A: Generally, all DNA fragments within a given cluster yield homogeneous fluorescent signals in an Illumina sequencing run. Concerning the pace of this process, it's essential to note that sequencing usually transpires concurrently or at a very similar rate across strands. Hence, situations where one DNA strand lags in dyeing while another strand has advanced onto a different nucleotide base are unlikely.

However, it is not an absolute scenario. Practical complications might lead to sequencing errors or stray signals. Additionally, sequencing reliability can degrade over time—speed non-uniformities can develop, degrading the sequencing quality further downstream the fragments. To counteract such an issue, we employ paired-end (or double-ended) sequencing approach. This method enhances sequence resolution, particularly for long-read sequences, ensuring a more nuanced understanding of the process.

Q: Why is the number of cycles set in relation to the length of the reads?
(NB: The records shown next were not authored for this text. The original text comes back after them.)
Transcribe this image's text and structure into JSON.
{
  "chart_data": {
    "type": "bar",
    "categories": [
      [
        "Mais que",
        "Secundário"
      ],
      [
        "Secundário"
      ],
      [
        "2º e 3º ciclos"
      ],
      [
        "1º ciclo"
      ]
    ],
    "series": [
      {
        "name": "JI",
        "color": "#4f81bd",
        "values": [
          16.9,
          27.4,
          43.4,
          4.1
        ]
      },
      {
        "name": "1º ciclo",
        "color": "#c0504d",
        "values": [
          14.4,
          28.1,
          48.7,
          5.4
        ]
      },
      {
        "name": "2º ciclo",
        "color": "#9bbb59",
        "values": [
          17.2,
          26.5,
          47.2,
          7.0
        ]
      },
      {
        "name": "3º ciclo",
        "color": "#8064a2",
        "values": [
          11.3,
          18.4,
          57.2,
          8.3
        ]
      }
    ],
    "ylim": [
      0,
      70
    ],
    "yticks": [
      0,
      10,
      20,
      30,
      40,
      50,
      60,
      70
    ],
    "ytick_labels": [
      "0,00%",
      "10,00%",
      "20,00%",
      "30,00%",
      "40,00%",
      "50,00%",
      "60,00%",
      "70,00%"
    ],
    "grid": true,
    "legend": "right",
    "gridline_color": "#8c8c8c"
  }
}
A: During the sequencing process, DNA samples are subjected to enzymatic amplification and subsequent sequencing reactions. To achieve the required read length, appropriate numbers of amplification and sequencing cycles must be performed to ensure that we have covered an adequate number of base pairs. Therefore, we consider the number of cycles to be intimately linked with the read length requirement. Put another way, if a read of a specific length is required, the sequencer adjusts the number of cycles to meet this read length target. Hence, the number of cycles is a parameter set to fulfill the requirement for read length.
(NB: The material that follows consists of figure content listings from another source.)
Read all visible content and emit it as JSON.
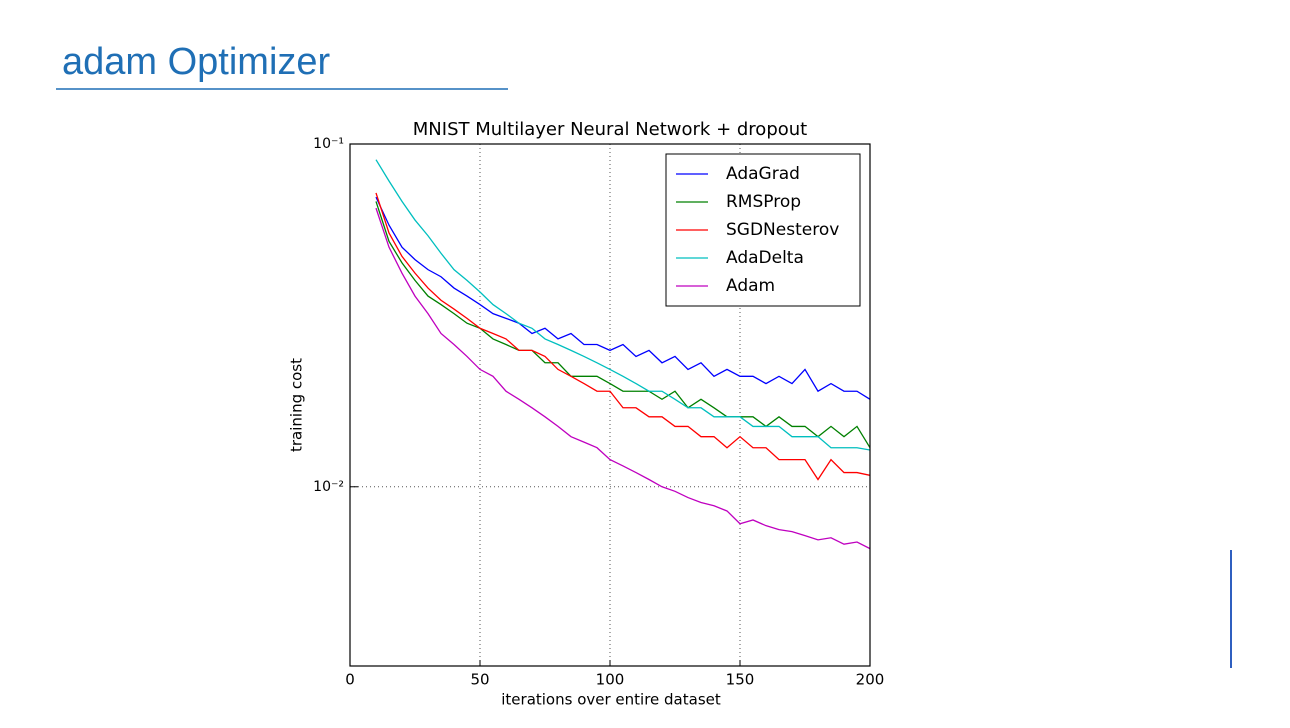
{
  "slide": {
    "title": "adam Optimizer"
  },
  "chart_data": {
    "type": "line",
    "title": "MNIST Multilayer Neural Network + dropout",
    "x_label": "iterations over entire dataset",
    "y_label": "training cost",
    "y_log": true,
    "grid": true,
    "legend": "upper right",
    "xlim": [
      0,
      200
    ],
    "xticks": [
      0,
      50,
      100,
      150,
      200
    ],
    "ylim": [
      0.003,
      0.1
    ],
    "yticks": [
      {
        "value": 0.01,
        "label": "10⁻²"
      },
      {
        "value": 0.1,
        "label": "10⁻¹"
      }
    ],
    "x": [
      10,
      15,
      20,
      25,
      30,
      35,
      40,
      45,
      50,
      55,
      60,
      65,
      70,
      75,
      80,
      85,
      90,
      95,
      100,
      105,
      110,
      115,
      120,
      125,
      130,
      135,
      140,
      145,
      150,
      155,
      160,
      165,
      170,
      175,
      180,
      185,
      190,
      195,
      200
    ],
    "series": [
      {
        "name": "AdaGrad",
        "color": "#0000ff",
        "values": [
          0.07,
          0.058,
          0.05,
          0.046,
          0.043,
          0.041,
          0.038,
          0.036,
          0.034,
          0.032,
          0.031,
          0.03,
          0.028,
          0.029,
          0.027,
          0.028,
          0.026,
          0.026,
          0.025,
          0.026,
          0.024,
          0.025,
          0.023,
          0.024,
          0.022,
          0.023,
          0.021,
          0.022,
          0.021,
          0.021,
          0.02,
          0.021,
          0.02,
          0.022,
          0.019,
          0.02,
          0.019,
          0.019,
          0.018
        ]
      },
      {
        "name": "RMSProp",
        "color": "#008000",
        "values": [
          0.068,
          0.052,
          0.045,
          0.04,
          0.036,
          0.034,
          0.032,
          0.03,
          0.029,
          0.027,
          0.026,
          0.025,
          0.025,
          0.023,
          0.023,
          0.021,
          0.021,
          0.021,
          0.02,
          0.019,
          0.019,
          0.019,
          0.018,
          0.019,
          0.017,
          0.018,
          0.017,
          0.016,
          0.016,
          0.016,
          0.015,
          0.016,
          0.015,
          0.015,
          0.014,
          0.015,
          0.014,
          0.015,
          0.013
        ]
      },
      {
        "name": "SGDNesterov",
        "color": "#ff0000",
        "values": [
          0.072,
          0.055,
          0.047,
          0.042,
          0.038,
          0.035,
          0.033,
          0.031,
          0.029,
          0.028,
          0.027,
          0.025,
          0.025,
          0.024,
          0.022,
          0.021,
          0.02,
          0.019,
          0.019,
          0.017,
          0.017,
          0.016,
          0.016,
          0.015,
          0.015,
          0.014,
          0.014,
          0.013,
          0.014,
          0.013,
          0.013,
          0.012,
          0.012,
          0.012,
          0.0105,
          0.012,
          0.011,
          0.011,
          0.0108
        ]
      },
      {
        "name": "AdaDelta",
        "color": "#00bfbf",
        "values": [
          0.09,
          0.078,
          0.068,
          0.06,
          0.054,
          0.048,
          0.043,
          0.04,
          0.037,
          0.034,
          0.032,
          0.03,
          0.029,
          0.027,
          0.026,
          0.025,
          0.024,
          0.023,
          0.022,
          0.021,
          0.02,
          0.019,
          0.019,
          0.018,
          0.017,
          0.017,
          0.016,
          0.016,
          0.016,
          0.015,
          0.015,
          0.015,
          0.014,
          0.014,
          0.014,
          0.013,
          0.013,
          0.013,
          0.0128
        ]
      },
      {
        "name": "Adam",
        "color": "#bf00bf",
        "values": [
          0.065,
          0.05,
          0.042,
          0.036,
          0.032,
          0.028,
          0.026,
          0.024,
          0.022,
          0.021,
          0.019,
          0.018,
          0.017,
          0.016,
          0.015,
          0.014,
          0.0135,
          0.013,
          0.012,
          0.0115,
          0.011,
          0.0105,
          0.01,
          0.0097,
          0.0093,
          0.009,
          0.0088,
          0.0085,
          0.0078,
          0.008,
          0.0077,
          0.0075,
          0.0074,
          0.0072,
          0.007,
          0.0071,
          0.0068,
          0.0069,
          0.0066
        ]
      }
    ]
  }
}
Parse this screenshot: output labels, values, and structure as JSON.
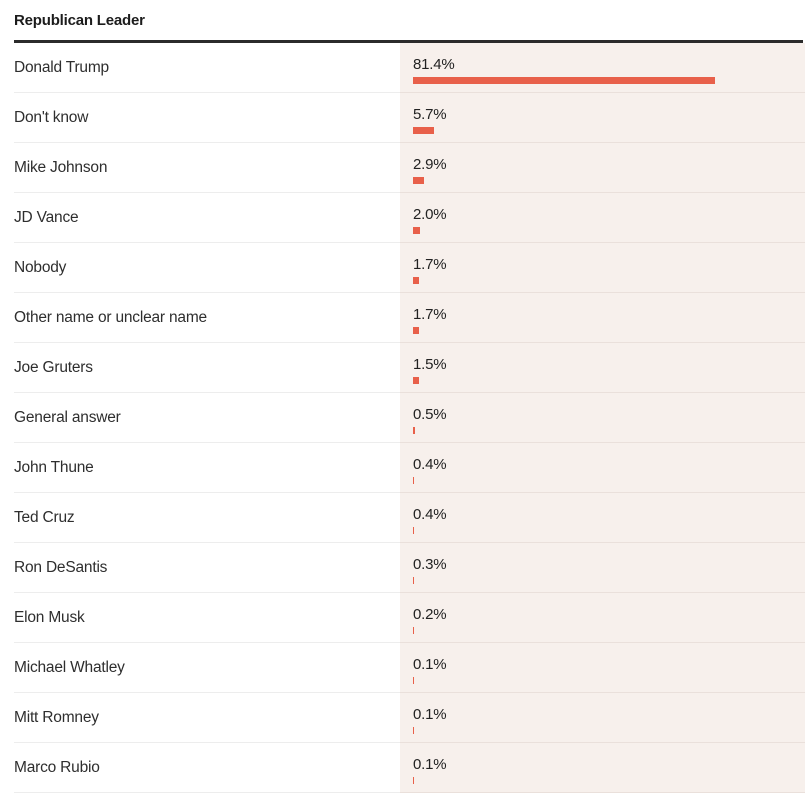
{
  "title": "Republican Leader",
  "colors": {
    "bar": "#e8604a",
    "panel_bg": "#f7f0ec",
    "rule": "#2b2b2b"
  },
  "chart_data": {
    "type": "bar",
    "orientation": "horizontal",
    "title": "Republican Leader",
    "unit": "%",
    "xlim": [
      0,
      100
    ],
    "grid": false,
    "legend": false,
    "categories": [
      "Donald Trump",
      "Don't know",
      "Mike Johnson",
      "JD Vance",
      "Nobody",
      "Other name or unclear name",
      "Joe Gruters",
      "General answer",
      "John Thune",
      "Ted Cruz",
      "Ron DeSantis",
      "Elon Musk",
      "Michael Whatley",
      "Mitt Romney",
      "Marco Rubio"
    ],
    "values": [
      81.4,
      5.7,
      2.9,
      2.0,
      1.7,
      1.7,
      1.5,
      0.5,
      0.4,
      0.4,
      0.3,
      0.2,
      0.1,
      0.1,
      0.1
    ],
    "value_labels": [
      "81.4%",
      "5.7%",
      "2.9%",
      "2.0%",
      "1.7%",
      "1.7%",
      "1.5%",
      "0.5%",
      "0.4%",
      "0.4%",
      "0.3%",
      "0.2%",
      "0.1%",
      "0.1%",
      "0.1%"
    ]
  }
}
Q: Why is it necessary to utilize paired-end sequencing?

A: In paired-end sequencing, one end of the DNA fragment is initially sequenced, followed by a secondary sequencing of the other end, leading to two distinct sets of sequencing data. It must be noted that as the sequencing process advances, the sequencing quality tends to deteriorate. For instance, toward the downstream phase of single-end sequencing, the quality often falls short of the desired precision. Implementing paired-end sequencing allows simultaneous sequencing of both ends of a DNA fragment, ensuring a notably superior sequencing quality at the upstream end. This, when coupled with the assembly of the two sequencing outputs, significantly enhances the overall quality of sequencing, consequently extending the effective length of the sequencing read.